Integration of Remote Sensing and Hydraulic Models to Identify Flood Prone Areas in Woybo River Catchment, South Western EthiopiaAschalew Fekadu1*, Daniel Teka2 and Kassa Teka2
- *Corresponding Author:
- Aschalew Fekadu
Department of Natural Resource Management
Institute of Geo-information and Earth Observation Sciences (I-GEOS)

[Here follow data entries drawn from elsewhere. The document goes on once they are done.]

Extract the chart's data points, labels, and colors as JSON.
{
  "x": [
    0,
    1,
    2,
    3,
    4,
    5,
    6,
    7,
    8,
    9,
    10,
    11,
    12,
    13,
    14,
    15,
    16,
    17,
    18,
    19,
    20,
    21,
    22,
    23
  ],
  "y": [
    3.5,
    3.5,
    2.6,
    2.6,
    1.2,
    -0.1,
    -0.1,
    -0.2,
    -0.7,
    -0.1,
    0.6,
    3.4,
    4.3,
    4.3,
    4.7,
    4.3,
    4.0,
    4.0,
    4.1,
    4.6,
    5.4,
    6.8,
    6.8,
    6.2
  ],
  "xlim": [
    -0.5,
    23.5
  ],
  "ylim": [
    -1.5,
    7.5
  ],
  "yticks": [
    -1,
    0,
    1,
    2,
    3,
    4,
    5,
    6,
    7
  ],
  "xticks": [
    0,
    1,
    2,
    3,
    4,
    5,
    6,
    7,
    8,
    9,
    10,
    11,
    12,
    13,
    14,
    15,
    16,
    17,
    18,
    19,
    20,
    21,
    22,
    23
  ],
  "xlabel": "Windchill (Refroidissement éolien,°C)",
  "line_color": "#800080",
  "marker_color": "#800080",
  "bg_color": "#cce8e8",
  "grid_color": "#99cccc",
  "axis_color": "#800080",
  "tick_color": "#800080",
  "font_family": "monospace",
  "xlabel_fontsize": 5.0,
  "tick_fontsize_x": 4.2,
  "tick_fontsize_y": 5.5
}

Mekelle University, Ethiopia
E-mail: [email protected]
Received Date: December 05, 2016; Accepted Date: March 03, 2017; Published Date: March 07, 2017
Citation: Fekadu A, Teka D, Teka K (2017) Integration of Remote Sensing and Hydraulic Models to Identify Flood Prone Areas in Woybo River Catchment, South Western Ethiopia. J Geogr Nat Disast 7: 190. doi: 10.4172/2167-0587.1000190
Copyright: © 2017 Fekadu A, et al. This is an open-access article distributed under the terms of the Creative Commons Attribution License, which permits unrestricted use, distribution, and reproduction in any medium, provided the original author and source are credited.
In line with Climate change rainfall seasonal fluctuation and rainfall amount have major impact on flood and becoming a trait to human life and properties especially on agriculture and different installation. Therefore estimating the runoff and identifying flood prone area at different return period is very essential for effective flood mitigation measure. One of the possible approaches for identifying flood prone area is use of integration of RS with hydraulic models (HECRAS). The present study area is of Woybo River catchment, south western Ethiopia, Shuttle Radar Topography Mission (SRTM) Digital Elevation Model (DEM), 90 m resolution downloaded from united states geological survey, were used to extract the river geometry. Daily peak rainfall data from tow metrological stations (1990-2013), collected from national metrological agency, were used for estimating design rainfall and runoff for 5, 10, 25, 50, 100 and 200 return period. In HEC-RAS, river geometry, boundary conditions, manning’s n value of different land cover, designed runoff for different return periods were inputted then steady flow analysis was carried out. estimated design rainfall frequency showed expected peak rainfall were 63.2, 70.87, 80.57, 87.77, 94.91 and 102.02 mm and estimated design runoff were 378, 461, 568, 650.5, 733, and 817 m3/se. Steady analysis showed that water surface elevation in the longitudinal profile increase with increasing return period, Inundation area were 1727, 1788, 18560, 1905, 1950 and 1987 ha respectively. The study also suggested that flood prone areas were at the lower reach along the banks of the river extending to 50 m right and left. The finding has been used for planning and decision making in insuring that this areas are protected and limit the risk of damage occurring.